Madame la présidente, monsieur le ministre délégué, mes chers collègues, mon propos concernera essentiellement la question des heures supplémentaires ou plutôt, devrais-je dire, le problème que pose le choix du nouveau gouvernement, sans doute purement idéologique, un choix parfaitement décalé par rapport à la vie économique réelle de notre pays.
Depuis les discussions à l’Assemblée nationale, les exemples de situations concrètes affluent, traduisant l’inquiétude tant des entreprises, plus particulièrement des PME, que des salariés, mais aussi des agents de nos collectivités, qui vont être touchés comme les autres.
Or, nous le savons parfaitement, nous avons en France un double problème : le coût du travail et la compétitivité des entreprises. D’ailleurs, le nouveau gouvernement, maintenant, seulement maintenant, le reconnaît.

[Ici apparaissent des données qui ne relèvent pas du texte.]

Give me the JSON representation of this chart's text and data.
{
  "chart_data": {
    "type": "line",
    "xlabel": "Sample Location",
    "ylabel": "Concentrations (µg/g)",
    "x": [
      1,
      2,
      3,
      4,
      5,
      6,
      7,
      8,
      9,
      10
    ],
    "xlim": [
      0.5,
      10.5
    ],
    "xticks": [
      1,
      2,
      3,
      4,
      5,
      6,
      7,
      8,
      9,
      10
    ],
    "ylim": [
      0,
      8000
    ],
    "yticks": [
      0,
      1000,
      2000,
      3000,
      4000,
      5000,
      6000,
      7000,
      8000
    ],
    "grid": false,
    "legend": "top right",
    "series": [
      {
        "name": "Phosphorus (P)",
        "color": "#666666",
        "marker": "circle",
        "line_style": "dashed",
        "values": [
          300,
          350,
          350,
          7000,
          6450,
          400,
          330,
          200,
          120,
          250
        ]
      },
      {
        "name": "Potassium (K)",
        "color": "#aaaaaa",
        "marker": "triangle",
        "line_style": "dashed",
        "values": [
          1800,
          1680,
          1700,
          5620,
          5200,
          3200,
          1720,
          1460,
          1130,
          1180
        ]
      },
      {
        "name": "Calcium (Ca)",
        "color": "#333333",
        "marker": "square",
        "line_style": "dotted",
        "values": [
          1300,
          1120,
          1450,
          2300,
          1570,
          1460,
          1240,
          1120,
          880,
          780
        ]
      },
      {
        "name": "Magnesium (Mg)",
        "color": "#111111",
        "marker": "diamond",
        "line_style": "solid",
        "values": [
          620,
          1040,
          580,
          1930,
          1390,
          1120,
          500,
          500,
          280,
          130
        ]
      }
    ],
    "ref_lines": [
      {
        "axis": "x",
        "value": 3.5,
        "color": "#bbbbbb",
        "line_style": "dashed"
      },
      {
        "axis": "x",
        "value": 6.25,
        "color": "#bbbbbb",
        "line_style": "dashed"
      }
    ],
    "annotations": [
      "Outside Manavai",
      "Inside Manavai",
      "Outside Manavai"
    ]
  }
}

Ainsi, quinze ans après la mise en place des 35 heures, en mettant un frein aux heures supplémentaires, vous commettez, une fois de plus, l’erreur de penser que le travail se partage en morceaux.
Or la vie d’une entreprise n’est pas faite d’opérations mathématiques, de division ou de multiplication du travail, elle est sujette à la demande de ses clients, soumise, entre autres, à diverses formes de saisonnalité, aux modes, à la météo, à certaines urgences à satisfaire. Les entreprises d’aujourd’hui ont, plus que jamais, besoin de souplesse.
Dans nos collectivités, nous avons tous ressenti la nécessité, à un moment ou à un autre, régulièrement ou ponctuellement, d’avoir recours aux heures supplémentaires, qui ne justifient pas de nouvelles créations de postes, lesquelles, par ailleurs, alourdiraient la dépense publique.
Aux exemples très nombreux qui circulent, reflets des réalités du terrain, j’ajouterai celui que j’ai vécu personnellement. J’ai récemment rendu visite à une PME de mon département, employant une centaine de salariés dans le domaine du textile, une survivante, pourrais-je presque dire. Les explications de son dirigeant, avec qui j’ai abordé la question des heures supplémentaires, m’ont frappée : lorsqu’il constatait que tel ou tel de ses ouvriers demandait de plus en plus souvent des acomptes sur salaire, ou lorsqu’arrivaient des saisies sur salaire, il proposait tout simplement aux salariés concernés de faire des heures supplémentaires, pour leur éviter de perdre pied et d’entrer dans la spirale de l’endettement. Ce même chef d’entreprise se disait soucieux, car la suppression de l’exonération des charges ne lui permettrait plus de proposer cette solution.
C’est bien cela, la réalité de la vie quotidienne des entreprises. C’est pourquoi j’ai peine à croire, monsieur le ministre délégué, que vous ayez pleinement pris la mesure des conséquences de votre dispositif. Celui-ci va toucher des dizaines de milliers d’entreprises, plus particulièrement des PME, qui ont le plus souvent recours à la formule souple des heures supplémentaires, et plus de 8 millions de salariés. Ces derniers se verront, dans le pire des cas, privés purement et simplement de leurs heures supplémentaires, lesquelles représentaient jusqu’à 500 euros par an, et, dans le meilleur des cas, privés de l’exonération fiscale, ce qui représentera évidemment une baisse de leur pouvoir d’achat.
Même si cette amputation n’est que de quelques dizaines d’euros, elle va frapper les salariés les plus modestes, ceux qui ont du mal à boucler leur budget. J’en veux pour preuve que 30 % des ménages français font leurs achats en calculant à l’euro près.
C’est pourquoi, monsieur le ministre délégué, nous ne comprenons pas que vous vous acharniez à maintenir cette mesure. Erreur économique doublée d’une erreur sociale, elle va faire souffrir ceux qui sont déjà les plus touchés : les salariés aux faibles revenus et les petites entreprises.